Do you have to be a world-class athlete to run a marathon in these places?Consider this: Mbarak Hussein of Kenya won this year's Honolulu Marathon in two hours and 12 minutes. Marion Winik of Pennsylvania came in 16,409th, just under four hours later...and another 10,000 finishers moseyed in after me. While the Boston Marathon would have closed its course before I crossed the finish line, Honolulu stays open for 10 hours.

"People who are running Boston go to sleep early and do everything to achieve peak performance," says Dr.
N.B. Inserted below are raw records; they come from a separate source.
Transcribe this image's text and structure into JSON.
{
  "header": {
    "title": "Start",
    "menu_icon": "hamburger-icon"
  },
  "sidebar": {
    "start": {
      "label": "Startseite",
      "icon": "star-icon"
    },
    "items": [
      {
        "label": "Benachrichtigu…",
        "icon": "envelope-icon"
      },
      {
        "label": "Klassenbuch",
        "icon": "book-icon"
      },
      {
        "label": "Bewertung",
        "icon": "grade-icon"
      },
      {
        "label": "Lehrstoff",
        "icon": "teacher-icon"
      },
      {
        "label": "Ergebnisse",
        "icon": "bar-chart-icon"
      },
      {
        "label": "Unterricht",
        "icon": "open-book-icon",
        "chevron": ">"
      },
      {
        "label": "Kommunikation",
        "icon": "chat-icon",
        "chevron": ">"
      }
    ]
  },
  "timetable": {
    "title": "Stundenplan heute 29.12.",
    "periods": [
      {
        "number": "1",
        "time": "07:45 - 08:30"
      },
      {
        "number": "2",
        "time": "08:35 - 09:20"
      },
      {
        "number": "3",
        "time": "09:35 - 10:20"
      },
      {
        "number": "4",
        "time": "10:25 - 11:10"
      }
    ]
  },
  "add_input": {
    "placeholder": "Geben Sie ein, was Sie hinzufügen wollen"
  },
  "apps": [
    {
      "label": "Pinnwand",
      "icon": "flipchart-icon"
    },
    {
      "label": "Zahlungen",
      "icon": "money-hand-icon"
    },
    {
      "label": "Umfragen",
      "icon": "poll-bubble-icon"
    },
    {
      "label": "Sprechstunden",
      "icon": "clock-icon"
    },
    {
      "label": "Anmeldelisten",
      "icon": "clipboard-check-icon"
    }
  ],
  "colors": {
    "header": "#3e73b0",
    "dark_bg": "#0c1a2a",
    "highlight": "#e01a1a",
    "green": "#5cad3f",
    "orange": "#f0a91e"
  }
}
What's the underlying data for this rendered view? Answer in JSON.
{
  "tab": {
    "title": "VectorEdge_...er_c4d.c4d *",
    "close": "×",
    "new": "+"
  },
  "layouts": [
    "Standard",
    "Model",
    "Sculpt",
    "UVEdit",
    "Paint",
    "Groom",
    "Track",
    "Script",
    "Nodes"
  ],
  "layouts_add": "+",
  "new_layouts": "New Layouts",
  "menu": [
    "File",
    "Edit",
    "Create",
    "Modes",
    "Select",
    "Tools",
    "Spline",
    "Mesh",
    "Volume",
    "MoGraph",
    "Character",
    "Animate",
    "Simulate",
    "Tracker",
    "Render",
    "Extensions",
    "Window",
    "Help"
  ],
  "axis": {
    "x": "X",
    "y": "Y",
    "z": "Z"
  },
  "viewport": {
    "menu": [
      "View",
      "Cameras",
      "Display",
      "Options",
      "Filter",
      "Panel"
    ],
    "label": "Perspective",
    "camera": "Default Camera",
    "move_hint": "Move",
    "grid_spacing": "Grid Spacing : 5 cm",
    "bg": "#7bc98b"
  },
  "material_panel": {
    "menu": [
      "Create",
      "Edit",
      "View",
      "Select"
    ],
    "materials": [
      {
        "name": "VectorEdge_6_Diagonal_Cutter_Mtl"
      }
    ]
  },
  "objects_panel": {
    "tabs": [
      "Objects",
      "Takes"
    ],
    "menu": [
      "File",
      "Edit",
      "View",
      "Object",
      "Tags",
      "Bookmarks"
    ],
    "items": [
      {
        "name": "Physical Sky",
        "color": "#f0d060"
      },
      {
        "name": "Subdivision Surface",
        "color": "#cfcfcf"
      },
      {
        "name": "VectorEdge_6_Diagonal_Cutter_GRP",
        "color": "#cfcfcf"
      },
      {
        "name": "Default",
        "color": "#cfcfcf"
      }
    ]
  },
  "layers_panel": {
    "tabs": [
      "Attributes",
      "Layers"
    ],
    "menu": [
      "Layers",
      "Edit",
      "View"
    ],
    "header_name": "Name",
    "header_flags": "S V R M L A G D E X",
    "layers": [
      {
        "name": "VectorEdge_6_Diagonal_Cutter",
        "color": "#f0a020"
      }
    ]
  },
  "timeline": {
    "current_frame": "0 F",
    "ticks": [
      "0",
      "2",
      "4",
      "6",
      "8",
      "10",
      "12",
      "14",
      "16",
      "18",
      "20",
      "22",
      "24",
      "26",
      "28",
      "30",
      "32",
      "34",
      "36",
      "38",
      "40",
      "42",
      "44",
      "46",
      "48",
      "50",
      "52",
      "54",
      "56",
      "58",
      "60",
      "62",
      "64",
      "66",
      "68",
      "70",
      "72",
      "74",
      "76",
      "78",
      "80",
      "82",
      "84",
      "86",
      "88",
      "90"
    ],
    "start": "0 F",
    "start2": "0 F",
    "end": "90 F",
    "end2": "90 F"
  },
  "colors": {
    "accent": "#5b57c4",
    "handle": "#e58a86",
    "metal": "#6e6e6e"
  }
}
Jim Barahal, president of the Honolulu event. "But here, we get more runners who are in it for the fun." To cater to marathon travelers, Honolulu puts on a luau with guest musicians such as Brian Wilson and Van Morrison, and on race day holds a 10-kilometer walk for runners' families and friends.

One could argue that the destination-marathon party really gets going only after the race, when participants are ready to unwind. Randy Accetta, an elite marathoner and running coach, was in Honolulu with outfitter Passport to Adventure, shepherding a flock of runners scheduled to board a Norwegian cruise ship after the race. "Instead of worrying about itineraries," he explains, "you can focus your pre-race energy on your goal—knowing that when you finish, we'll have a piña colada waiting for you on the deck."

Though I didn't get on board this time (I'd left my husband in snowy Pennsylvania with five kids, so a cruise would have seemed like pushing my luck), what fueled me was precisely this combination of a lifetime's longing to visit a particular place, and a more recent curiosity about what it would be like to run a marathon. I was closing in on 40 when I first started running a few five- and 10-kilometer races just for fun. At one race, I met my friend Theresa—a serious runner with seven marathons under her belt and the goal of completing a race in each state. On one of our regular weekend four-milers, she mentioned Hawaii. Before long, we were typing our credit-card numbers into the registration form on the Honolulu Web site, and I began a 12-week training program leading up to the December race.